There was a felt need for standardised practices in cloud management as public, private and hybrid clouds gained popularity. Over the decades, a few standards have emerged and there are many more in the pipeline. Reputed cloud service developers and enablers like Asigra constantly update their software to include new tools that help IT managers and CIOs retain control over their data, maintain security of the systems, and manage their users efficiently. Here are a few cloud tools that help IT managers in their quest for data control.
The cloud democratises computing. While this is good for business, it creates a few headaches for the management. For instance, mobile and remote users can upload or download data from wherever they are, with whatever device they have on hand without obtaining permissions from the IT Administrator. The security of the information, the type of applications in use on the connecting device, and so forth, can create security problems that the Administrator must anticipate and provide for. It follows that there is an urgent need for policies and procedures that enforce access boundaries and user permissions, and for tools that enable the Administrator implement these policies and procedures.
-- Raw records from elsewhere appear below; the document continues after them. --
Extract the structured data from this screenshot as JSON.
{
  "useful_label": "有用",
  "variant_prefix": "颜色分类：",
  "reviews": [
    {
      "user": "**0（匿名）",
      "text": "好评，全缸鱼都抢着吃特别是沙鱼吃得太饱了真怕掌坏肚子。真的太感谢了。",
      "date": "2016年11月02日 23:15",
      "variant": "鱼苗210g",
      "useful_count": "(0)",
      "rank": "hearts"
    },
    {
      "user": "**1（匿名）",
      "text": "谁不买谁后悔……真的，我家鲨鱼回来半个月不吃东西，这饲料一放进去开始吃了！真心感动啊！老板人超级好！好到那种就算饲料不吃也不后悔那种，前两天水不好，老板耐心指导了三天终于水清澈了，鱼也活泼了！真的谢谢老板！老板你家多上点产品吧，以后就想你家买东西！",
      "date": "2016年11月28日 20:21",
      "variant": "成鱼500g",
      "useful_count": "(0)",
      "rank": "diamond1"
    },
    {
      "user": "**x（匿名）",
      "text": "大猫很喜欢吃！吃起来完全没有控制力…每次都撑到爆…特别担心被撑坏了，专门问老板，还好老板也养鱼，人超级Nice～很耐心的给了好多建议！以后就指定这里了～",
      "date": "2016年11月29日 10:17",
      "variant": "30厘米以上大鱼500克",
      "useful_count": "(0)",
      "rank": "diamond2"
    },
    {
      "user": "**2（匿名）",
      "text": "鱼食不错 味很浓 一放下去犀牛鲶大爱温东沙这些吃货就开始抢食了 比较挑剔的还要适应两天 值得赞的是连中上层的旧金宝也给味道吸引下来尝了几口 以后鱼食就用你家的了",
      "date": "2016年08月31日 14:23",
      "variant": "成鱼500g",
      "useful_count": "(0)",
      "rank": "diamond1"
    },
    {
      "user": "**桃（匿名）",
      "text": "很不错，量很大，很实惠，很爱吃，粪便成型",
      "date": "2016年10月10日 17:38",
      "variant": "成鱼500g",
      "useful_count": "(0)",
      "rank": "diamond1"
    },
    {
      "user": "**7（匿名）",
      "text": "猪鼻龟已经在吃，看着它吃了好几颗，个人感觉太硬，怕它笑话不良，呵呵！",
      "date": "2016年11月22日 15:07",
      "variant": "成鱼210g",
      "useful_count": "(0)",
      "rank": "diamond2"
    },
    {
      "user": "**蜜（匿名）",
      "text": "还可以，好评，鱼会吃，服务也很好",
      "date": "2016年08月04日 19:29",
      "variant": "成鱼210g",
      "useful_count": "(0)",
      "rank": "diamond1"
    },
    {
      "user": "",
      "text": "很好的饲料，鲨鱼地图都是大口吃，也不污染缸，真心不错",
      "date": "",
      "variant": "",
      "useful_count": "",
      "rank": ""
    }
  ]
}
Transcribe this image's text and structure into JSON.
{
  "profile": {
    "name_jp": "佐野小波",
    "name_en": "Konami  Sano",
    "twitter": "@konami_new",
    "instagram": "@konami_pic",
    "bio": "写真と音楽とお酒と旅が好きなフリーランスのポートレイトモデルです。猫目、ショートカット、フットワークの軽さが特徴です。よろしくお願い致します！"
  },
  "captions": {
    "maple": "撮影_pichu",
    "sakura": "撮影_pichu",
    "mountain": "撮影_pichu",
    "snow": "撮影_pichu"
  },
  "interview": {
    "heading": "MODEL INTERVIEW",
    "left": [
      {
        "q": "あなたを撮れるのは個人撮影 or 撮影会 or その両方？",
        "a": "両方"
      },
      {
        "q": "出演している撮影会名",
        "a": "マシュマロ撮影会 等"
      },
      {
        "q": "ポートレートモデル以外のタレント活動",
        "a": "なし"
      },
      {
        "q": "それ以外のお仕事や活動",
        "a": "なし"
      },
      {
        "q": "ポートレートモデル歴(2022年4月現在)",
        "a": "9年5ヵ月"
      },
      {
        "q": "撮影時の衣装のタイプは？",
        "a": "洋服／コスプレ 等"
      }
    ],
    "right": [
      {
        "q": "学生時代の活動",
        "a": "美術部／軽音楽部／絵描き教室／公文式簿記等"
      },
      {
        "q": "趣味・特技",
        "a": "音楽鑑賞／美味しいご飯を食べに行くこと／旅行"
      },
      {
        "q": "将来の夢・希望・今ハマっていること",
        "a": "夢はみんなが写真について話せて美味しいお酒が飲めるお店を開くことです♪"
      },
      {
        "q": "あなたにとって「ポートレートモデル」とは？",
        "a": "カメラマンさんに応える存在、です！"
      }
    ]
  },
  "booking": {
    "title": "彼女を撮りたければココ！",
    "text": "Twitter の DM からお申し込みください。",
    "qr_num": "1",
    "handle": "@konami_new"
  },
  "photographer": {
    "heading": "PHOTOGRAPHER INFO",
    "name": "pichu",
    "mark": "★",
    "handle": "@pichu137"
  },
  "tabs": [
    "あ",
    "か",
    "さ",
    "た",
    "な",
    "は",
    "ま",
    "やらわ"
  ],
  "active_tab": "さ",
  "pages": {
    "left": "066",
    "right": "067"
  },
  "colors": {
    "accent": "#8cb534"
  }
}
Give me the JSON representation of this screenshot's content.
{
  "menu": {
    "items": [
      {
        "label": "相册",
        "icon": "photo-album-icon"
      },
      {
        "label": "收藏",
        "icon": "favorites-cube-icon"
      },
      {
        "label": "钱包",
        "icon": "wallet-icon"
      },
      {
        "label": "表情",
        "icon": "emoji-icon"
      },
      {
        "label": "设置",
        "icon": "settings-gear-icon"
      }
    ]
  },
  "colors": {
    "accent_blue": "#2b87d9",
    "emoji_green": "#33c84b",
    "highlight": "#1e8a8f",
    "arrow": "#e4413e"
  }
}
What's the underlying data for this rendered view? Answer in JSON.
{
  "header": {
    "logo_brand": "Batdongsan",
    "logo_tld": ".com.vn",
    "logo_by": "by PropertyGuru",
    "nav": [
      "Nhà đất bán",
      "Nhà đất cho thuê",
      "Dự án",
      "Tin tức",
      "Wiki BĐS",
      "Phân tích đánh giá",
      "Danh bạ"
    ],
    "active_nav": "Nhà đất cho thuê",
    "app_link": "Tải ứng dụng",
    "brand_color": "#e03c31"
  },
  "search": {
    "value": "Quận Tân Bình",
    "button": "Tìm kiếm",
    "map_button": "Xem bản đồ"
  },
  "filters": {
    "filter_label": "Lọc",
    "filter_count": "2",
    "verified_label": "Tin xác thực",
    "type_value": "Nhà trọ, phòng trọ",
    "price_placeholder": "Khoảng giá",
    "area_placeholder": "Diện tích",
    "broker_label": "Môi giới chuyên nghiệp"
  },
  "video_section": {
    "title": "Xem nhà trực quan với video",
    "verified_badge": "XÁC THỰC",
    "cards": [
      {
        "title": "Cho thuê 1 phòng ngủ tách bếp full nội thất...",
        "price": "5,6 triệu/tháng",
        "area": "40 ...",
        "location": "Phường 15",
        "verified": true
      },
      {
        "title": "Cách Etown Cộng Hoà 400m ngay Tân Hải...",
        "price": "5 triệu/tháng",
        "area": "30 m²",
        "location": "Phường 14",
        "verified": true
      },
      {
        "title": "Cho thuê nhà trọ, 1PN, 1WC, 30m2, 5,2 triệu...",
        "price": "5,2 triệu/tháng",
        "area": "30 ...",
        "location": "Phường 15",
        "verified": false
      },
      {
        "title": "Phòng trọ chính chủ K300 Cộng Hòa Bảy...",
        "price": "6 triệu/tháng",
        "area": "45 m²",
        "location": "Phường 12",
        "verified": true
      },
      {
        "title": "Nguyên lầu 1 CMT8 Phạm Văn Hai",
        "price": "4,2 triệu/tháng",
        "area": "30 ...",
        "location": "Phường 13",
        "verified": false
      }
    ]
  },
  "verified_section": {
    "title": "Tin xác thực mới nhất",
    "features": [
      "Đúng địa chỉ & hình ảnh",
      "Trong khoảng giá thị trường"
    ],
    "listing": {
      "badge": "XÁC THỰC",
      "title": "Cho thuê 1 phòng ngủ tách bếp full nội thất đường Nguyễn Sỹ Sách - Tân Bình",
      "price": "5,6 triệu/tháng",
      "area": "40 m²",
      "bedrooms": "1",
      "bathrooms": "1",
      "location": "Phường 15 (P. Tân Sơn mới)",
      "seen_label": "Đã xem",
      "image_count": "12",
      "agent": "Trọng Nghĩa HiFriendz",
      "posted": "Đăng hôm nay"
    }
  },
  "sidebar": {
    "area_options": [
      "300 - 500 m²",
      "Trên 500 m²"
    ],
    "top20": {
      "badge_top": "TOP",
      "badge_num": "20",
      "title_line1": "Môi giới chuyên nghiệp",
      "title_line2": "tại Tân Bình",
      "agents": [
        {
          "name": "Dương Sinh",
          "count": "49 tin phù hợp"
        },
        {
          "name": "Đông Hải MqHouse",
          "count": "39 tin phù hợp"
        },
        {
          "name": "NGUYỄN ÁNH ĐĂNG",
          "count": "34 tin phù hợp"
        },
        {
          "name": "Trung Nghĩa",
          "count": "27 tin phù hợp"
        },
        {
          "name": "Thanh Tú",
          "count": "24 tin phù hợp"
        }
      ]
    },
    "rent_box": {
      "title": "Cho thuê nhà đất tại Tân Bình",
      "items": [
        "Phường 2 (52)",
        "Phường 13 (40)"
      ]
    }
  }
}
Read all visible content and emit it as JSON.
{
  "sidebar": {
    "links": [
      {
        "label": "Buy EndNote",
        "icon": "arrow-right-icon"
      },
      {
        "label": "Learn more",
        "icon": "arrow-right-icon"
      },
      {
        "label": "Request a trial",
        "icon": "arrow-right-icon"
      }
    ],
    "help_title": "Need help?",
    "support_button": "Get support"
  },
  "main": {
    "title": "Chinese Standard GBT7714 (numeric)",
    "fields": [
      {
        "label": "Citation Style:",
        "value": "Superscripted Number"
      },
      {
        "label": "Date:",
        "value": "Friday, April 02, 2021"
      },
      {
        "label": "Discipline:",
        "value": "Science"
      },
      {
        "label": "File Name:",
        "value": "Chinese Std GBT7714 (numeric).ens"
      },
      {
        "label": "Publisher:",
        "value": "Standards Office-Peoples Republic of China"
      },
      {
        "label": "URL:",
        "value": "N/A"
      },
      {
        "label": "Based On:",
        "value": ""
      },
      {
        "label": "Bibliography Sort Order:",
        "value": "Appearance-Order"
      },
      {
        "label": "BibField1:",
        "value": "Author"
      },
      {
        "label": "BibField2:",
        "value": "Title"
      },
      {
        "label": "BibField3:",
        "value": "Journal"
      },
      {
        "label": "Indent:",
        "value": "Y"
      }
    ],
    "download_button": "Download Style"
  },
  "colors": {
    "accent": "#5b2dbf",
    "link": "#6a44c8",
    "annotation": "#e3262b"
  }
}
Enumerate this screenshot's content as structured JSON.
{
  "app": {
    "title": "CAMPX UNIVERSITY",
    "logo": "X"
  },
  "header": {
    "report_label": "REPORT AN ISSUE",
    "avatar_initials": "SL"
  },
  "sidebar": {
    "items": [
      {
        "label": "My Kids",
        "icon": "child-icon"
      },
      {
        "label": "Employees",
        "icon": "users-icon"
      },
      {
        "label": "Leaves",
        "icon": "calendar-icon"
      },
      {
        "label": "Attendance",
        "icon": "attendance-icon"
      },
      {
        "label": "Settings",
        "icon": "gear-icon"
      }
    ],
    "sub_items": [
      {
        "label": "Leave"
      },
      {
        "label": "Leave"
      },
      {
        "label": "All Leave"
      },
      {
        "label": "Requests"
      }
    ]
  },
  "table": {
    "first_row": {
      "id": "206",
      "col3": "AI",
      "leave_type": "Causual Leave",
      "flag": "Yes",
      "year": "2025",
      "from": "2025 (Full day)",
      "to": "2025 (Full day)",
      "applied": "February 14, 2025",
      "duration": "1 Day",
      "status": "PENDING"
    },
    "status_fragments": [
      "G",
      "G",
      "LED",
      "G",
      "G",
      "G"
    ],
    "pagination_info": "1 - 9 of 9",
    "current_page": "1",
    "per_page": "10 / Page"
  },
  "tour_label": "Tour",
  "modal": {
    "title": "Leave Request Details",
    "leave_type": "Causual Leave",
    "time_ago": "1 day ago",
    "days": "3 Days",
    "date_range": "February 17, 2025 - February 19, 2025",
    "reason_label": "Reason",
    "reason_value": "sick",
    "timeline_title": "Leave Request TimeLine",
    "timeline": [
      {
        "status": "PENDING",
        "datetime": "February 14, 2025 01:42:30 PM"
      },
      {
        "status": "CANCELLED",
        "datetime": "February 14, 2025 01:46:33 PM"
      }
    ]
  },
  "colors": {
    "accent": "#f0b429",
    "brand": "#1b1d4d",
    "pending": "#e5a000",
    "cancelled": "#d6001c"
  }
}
A number of cloud service providers use software agents with administrative dashboards that equip the manager with the necessary tools for creating and managing users, who have the necessary company-defined rights and permissions to access the network, and perform some or all operations on the data that they access.
The cloud entrusts data to third party servers. As a consequence, IT managers worry about security. The cloud addresses a few of these issues by provisioning for layered data security. Most cloud service providers use third party (FIPS-140-2) certified cryptographic algorithms to encrypt data. These algorithms are often described as bank grade or military grade and generally use AES 128,192 or 256 or Blowfish that have proven to be impregnable to date. The symmetric keys that are used are often user defined and private keys that can remain secure with the data owner.
The third party service provider does not have access to the content of the data store that is hosted on their cloud server as a result of the encryption. Security and availability of data is further strengthened with the institution of “as is” replication and disaster recovery systems and guarantees that the information will not be accessed by the service provider or their associates at any time. Managers can recover or purge the information contained in the cloud service stores at any time they wish to rescind from the contract using tools provided for the purpose.